Pull Model (Fan-out on Read) Zero write amplification. Tweet is saved instantly. High read latency and complex aggregation logic at runtime (Scatter-Gather). Overloads DB.
Hybrid Approach Best of both worlds. Push for normal users, Pull for highly-followed users. Increased system complexity. Requires tracking "hot" users, bypassing their fan-out, and dynamically merging their tweets into followers' feeds at read time.

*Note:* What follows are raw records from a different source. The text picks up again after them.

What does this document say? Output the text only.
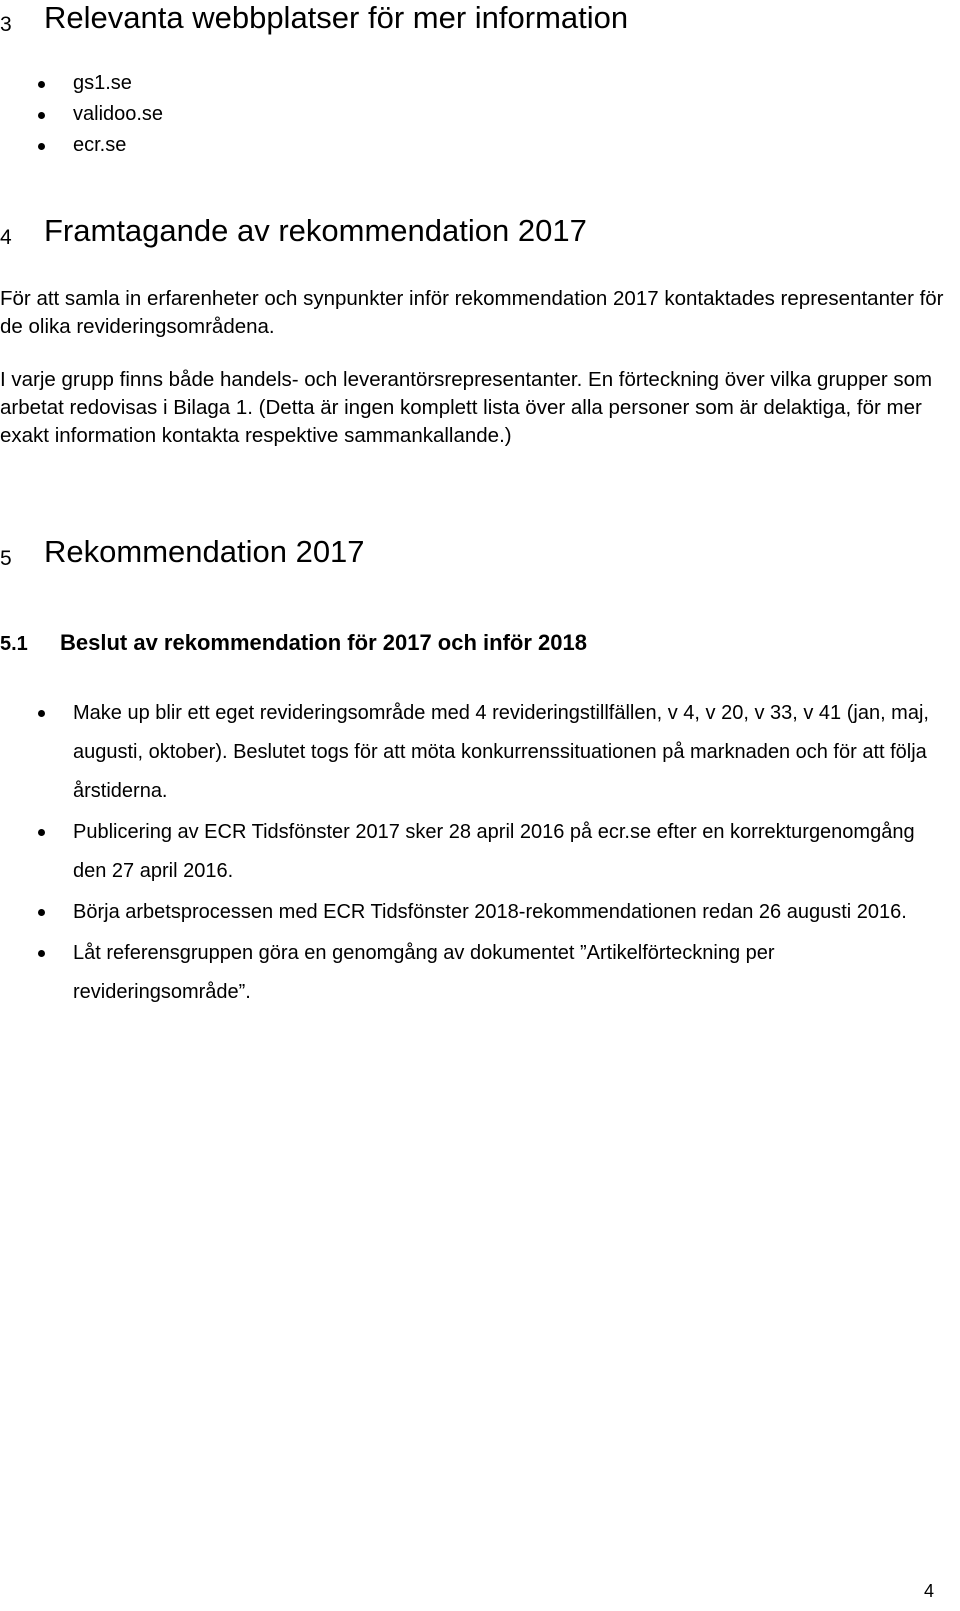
3 Relevanta webbplatser för mer information
gs1.se
validoo.se
ecr.se
4 Framtagande av rekommendation 2017

För att samla in erfarenheter och synpunkter inför rekommendation 2017 kontaktades representanter för de olika revideringsområdena.

I varje grupp finns både handels- och leverantörsrepresentanter. En förteckning över vilka grupper som arbetat redovisas i Bilaga 1. (Detta är ingen komplett lista över alla personer som är delaktiga, för mer exakt information kontakta respektive sammankallande.)

5 Rekommendation 2017
5.1 Beslut av rekommendation för 2017 och inför 2018
Make up blir ett eget revideringsområde med 4 revideringstillfällen, v 4, v 20, v 33, v 41 (jan, maj, augusti, oktober). Beslutet togs för att möta konkurrenssituationen på marknaden och för att följa årstiderna.
Publicering av ECR Tidsfönster 2017 sker 28 april 2016 på ecr.se efter en korrekturgenomgång den 27 april 2016.
Börja arbetsprocessen med ECR Tidsfönster 2018-rekommendationen redan 26 augusti 2016.
Låt referensgruppen göra en genomgång av dokumentet ”Artikelförteckning per revideringsområde”.
4
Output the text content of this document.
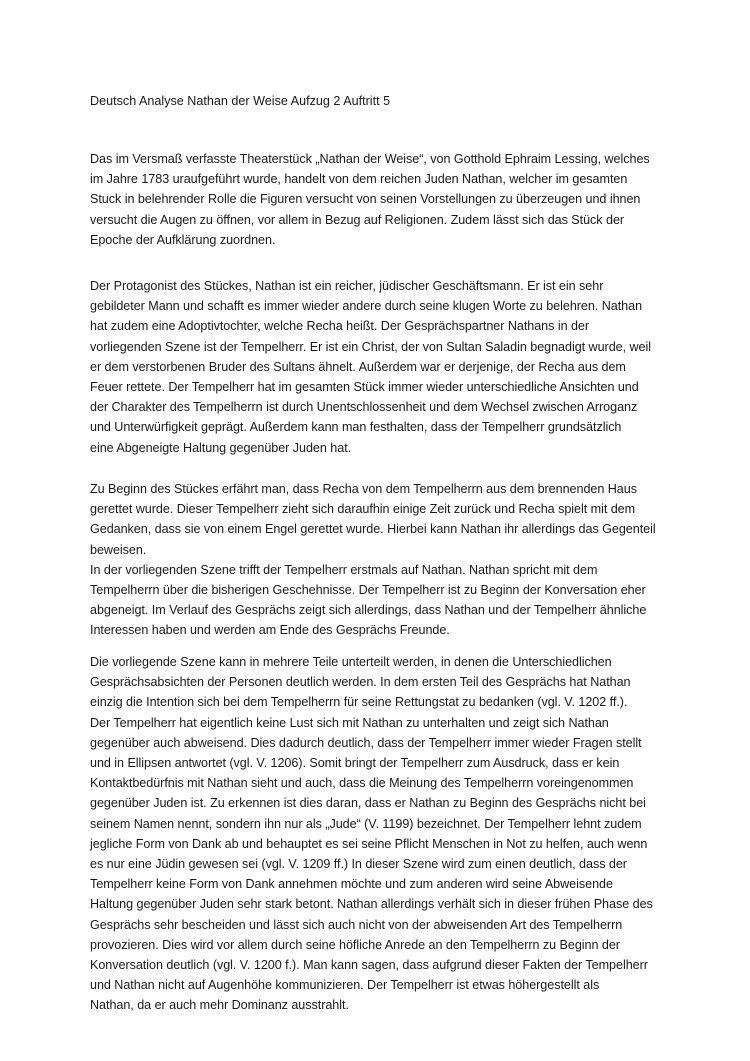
Deutsch Analyse Nathan der Weise Aufzug 2 Auftritt 5
Das im Versmaß verfasste Theaterstück „Nathan der Weise“, von Gotthold Ephraim Lessing, welches
im Jahre 1783 uraufgeführt wurde, handelt von dem reichen Juden Nathan, welcher im gesamten
Stuck in belehrender Rolle die Figuren versucht von seinen Vorstellungen zu überzeugen und ihnen
versucht die Augen zu öffnen, vor allem in Bezug auf Religionen. Zudem lässt sich das Stück der
Epoche der Aufklärung zuordnen.
Der Protagonist des Stückes, Nathan ist ein reicher, jüdischer Geschäftsmann. Er ist ein sehr
gebildeter Mann und schafft es immer wieder andere durch seine klugen Worte zu belehren. Nathan
hat zudem eine Adoptivtochter, welche Recha heißt. Der Gesprächspartner Nathans in der
vorliegenden Szene ist der Tempelherr. Er ist ein Christ, der von Sultan Saladin begnadigt wurde, weil
er dem verstorbenen Bruder des Sultans ähnelt. Außerdem war er derjenige, der Recha aus dem
Feuer rettete. Der Tempelherr hat im gesamten Stück immer wieder unterschiedliche Ansichten und
der Charakter des Tempelherrn ist durch Unentschlossenheit und dem Wechsel zwischen Arroganz
und Unterwürfigkeit geprägt. Außerdem kann man festhalten, dass der Tempelherr grundsätzlich
eine Abgeneigte Haltung gegenüber Juden hat.
Zu Beginn des Stückes erfährt man, dass Recha von dem Tempelherrn aus dem brennenden Haus
gerettet wurde. Dieser Tempelherr zieht sich daraufhin einige Zeit zurück und Recha spielt mit dem
Gedanken, dass sie von einem Engel gerettet wurde. Hierbei kann Nathan ihr allerdings das Gegenteil
beweisen.
In der vorliegenden Szene trifft der Tempelherr erstmals auf Nathan. Nathan spricht mit dem
Tempelherrn über die bisherigen Geschehnisse. Der Tempelherr ist zu Beginn der Konversation eher
abgeneigt. Im Verlauf des Gesprächs zeigt sich allerdings, dass Nathan und der Tempelherr ähnliche
Interessen haben und werden am Ende des Gesprächs Freunde.
Die vorliegende Szene kann in mehrere Teile unterteilt werden, in denen die Unterschiedlichen
Gesprächsabsichten der Personen deutlich werden. In dem ersten Teil des Gesprächs hat Nathan
einzig die Intention sich bei dem Tempelherrn für seine Rettungstat zu bedanken (vgl. V. 1202 ff.).
Der Tempelherr hat eigentlich keine Lust sich mit Nathan zu unterhalten und zeigt sich Nathan
gegenüber auch abweisend. Dies dadurch deutlich, dass der Tempelherr immer wieder Fragen stellt
und in Ellipsen antwortet (vgl. V. 1206). Somit bringt der Tempelherr zum Ausdruck, dass er kein
Kontaktbedürfnis mit Nathan sieht und auch, dass die Meinung des Tempelherrn voreingenommen
gegenüber Juden ist. Zu erkennen ist dies daran, dass er Nathan zu Beginn des Gesprächs nicht bei
seinem Namen nennt, sondern ihn nur als „Jude“ (V. 1199) bezeichnet. Der Tempelherr lehnt zudem
jegliche Form von Dank ab und behauptet es sei seine Pflicht Menschen in Not zu helfen, auch wenn
es nur eine Jüdin gewesen sei (vgl. V. 1209 ff.) In dieser Szene wird zum einen deutlich, dass der
Tempelherr keine Form von Dank annehmen möchte und zum anderen wird seine Abweisende
Haltung gegenüber Juden sehr stark betont. Nathan allerdings verhält sich in dieser frühen Phase des
Gesprächs sehr bescheiden und lässt sich auch nicht von der abweisenden Art des Tempelherrn
provozieren. Dies wird vor allem durch seine höfliche Anrede an den Tempelherrn zu Beginn der
Konversation deutlich (vgl. V. 1200 f.). Man kann sagen, dass aufgrund dieser Fakten der Tempelherr
und Nathan nicht auf Augenhöhe kommunizieren. Der Tempelherr ist etwas höhergestellt als
Nathan, da er auch mehr Dominanz ausstrahlt.
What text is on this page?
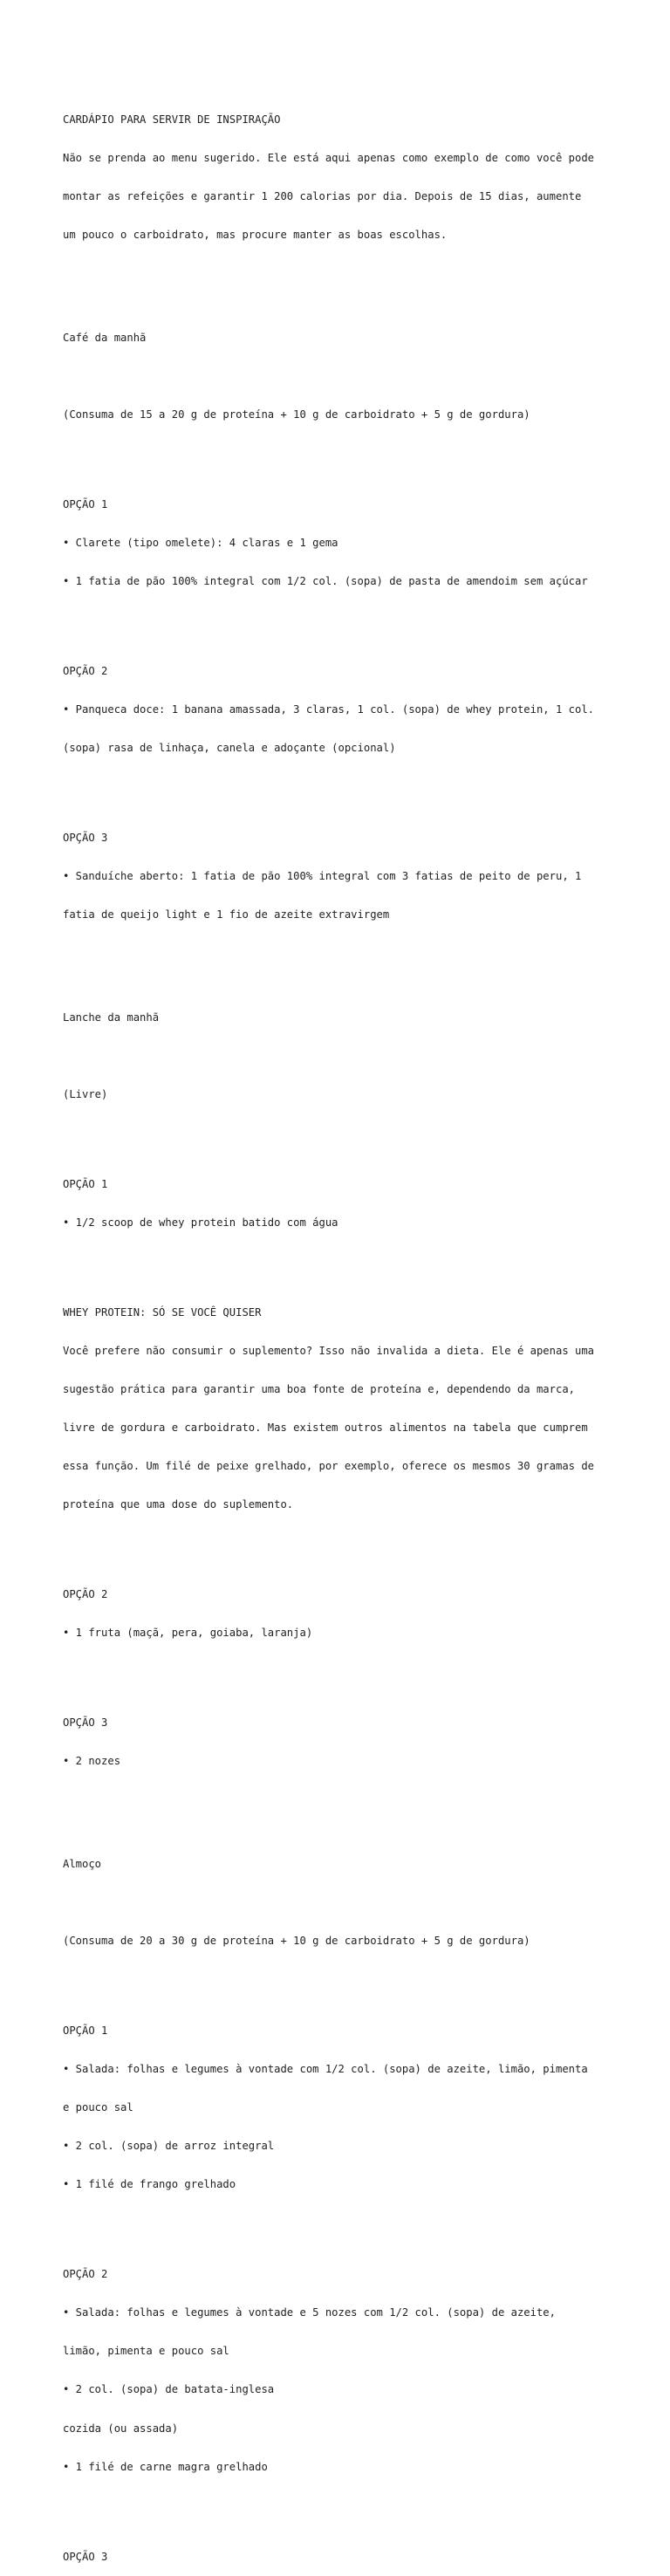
CARDÁPIO PARA SERVIR DE INSPIRAÇÃO

Não se prenda ao menu sugerido. Ele está aqui apenas como exemplo de como você pode

montar as refeições e garantir 1 200 calorias por dia. Depois de 15 dias, aumente

um pouco o carboidrato, mas procure manter as boas escolhas.

Café da manhã

(Consuma de 15 a 20 g de proteína + 10 g de carboidrato + 5 g de gordura)

OPÇÃO 1

• Clarete (tipo omelete): 4 claras e 1 gema

• 1 fatia de pão 100% integral com 1/2 col. (sopa) de pasta de amendoim sem açúcar

OPÇÃO 2

• Panqueca doce: 1 banana amassada, 3 claras, 1 col. (sopa) de whey protein, 1 col.

(sopa) rasa de linhaça, canela e adoçante (opcional)

OPÇÃO 3

• Sanduíche aberto: 1 fatia de pão 100% integral com 3 fatias de peito de peru, 1

fatia de queijo light e 1 fio de azeite extravirgem

Lanche da manhã

(Livre)

OPÇÃO 1

• 1/2 scoop de whey protein batido com água

WHEY PROTEIN: SÓ SE VOCÊ QUISER

Você prefere não consumir o suplemento? Isso não invalida a dieta. Ele é apenas uma

sugestão prática para garantir uma boa fonte de proteína e, dependendo da marca,

livre de gordura e carboidrato. Mas existem outros alimentos na tabela que cumprem

essa função. Um filé de peixe grelhado, por exemplo, oferece os mesmos 30 gramas de

proteína que uma dose do suplemento.

OPÇÃO 2

• 1 fruta (maçã, pera, goiaba, laranja)

OPÇÃO 3

• 2 nozes

Almoço

(Consuma de 20 a 30 g de proteína + 10 g de carboidrato + 5 g de gordura)

OPÇÃO 1

• Salada: folhas e legumes à vontade com 1/2 col. (sopa) de azeite, limão, pimenta

e pouco sal

• 2 col. (sopa) de arroz integral

• 1 filé de frango grelhado

OPÇÃO 2

• Salada: folhas e legumes à vontade e 5 nozes com 1/2 col. (sopa) de azeite,

limão, pimenta e pouco sal

• 2 col. (sopa) de batata-inglesa

cozida (ou assada)

• 1 filé de carne magra grelhado

OPÇÃO 3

Chronological Sharding & 64-Bit TweetIDs

Twitter eliminates the need for expensive secondary timestamp indices by embedding chronological data directly into the primary key (Snowflake ID):

  • Timestamp (41 bits): Epoch timestamp in millisecond precision.
  • Machine ID (10 bits): Identifies the specific worker machine.
  • Sequence (12 bits): Auto-incrementing sequence to prevent collisions within the same millisecond. Because time occupies the leading bits, any list of TweetIDs sorted numerically is automatically sorted chronologically.

🎤 Interview Toolkit

  • Scale Question: "Justin Bieber posts a tweet. How do you prevent the system from crashing?" -> Use the Hybrid Fan-out. Bieber is marked as a 'celebrity'. His tweets are NOT pushed to followers' Redis queues. Instead, when a follower opens their app, the Timeline Service pulls their pre-computed Redis queue, separately pulls Bieber's recent tweets, merges them in memory, and returns the result.
  • Failure Probe: "What happens if a Redis cache node containing 10,000 user timelines goes down?" -> Use Consistent Hashing to minimize reshuffling. Because Redis is strictly a cache here, rebuild the lost feeds asynchronously using the Scatter-Gather Pull model from the persistent Tweet DB upon the user's next request.
  • Edge Case: "How do you handle pagination in a rapidly changing feed?" -> Never use offset-based pagination (OFFSET 100). New tweets will shift the offset, causing users to see duplicate tweets. Use cursor-based pagination using the chronological Snowflake tweet_id (e.g., WHERE tweet_id < {last_seen_id}).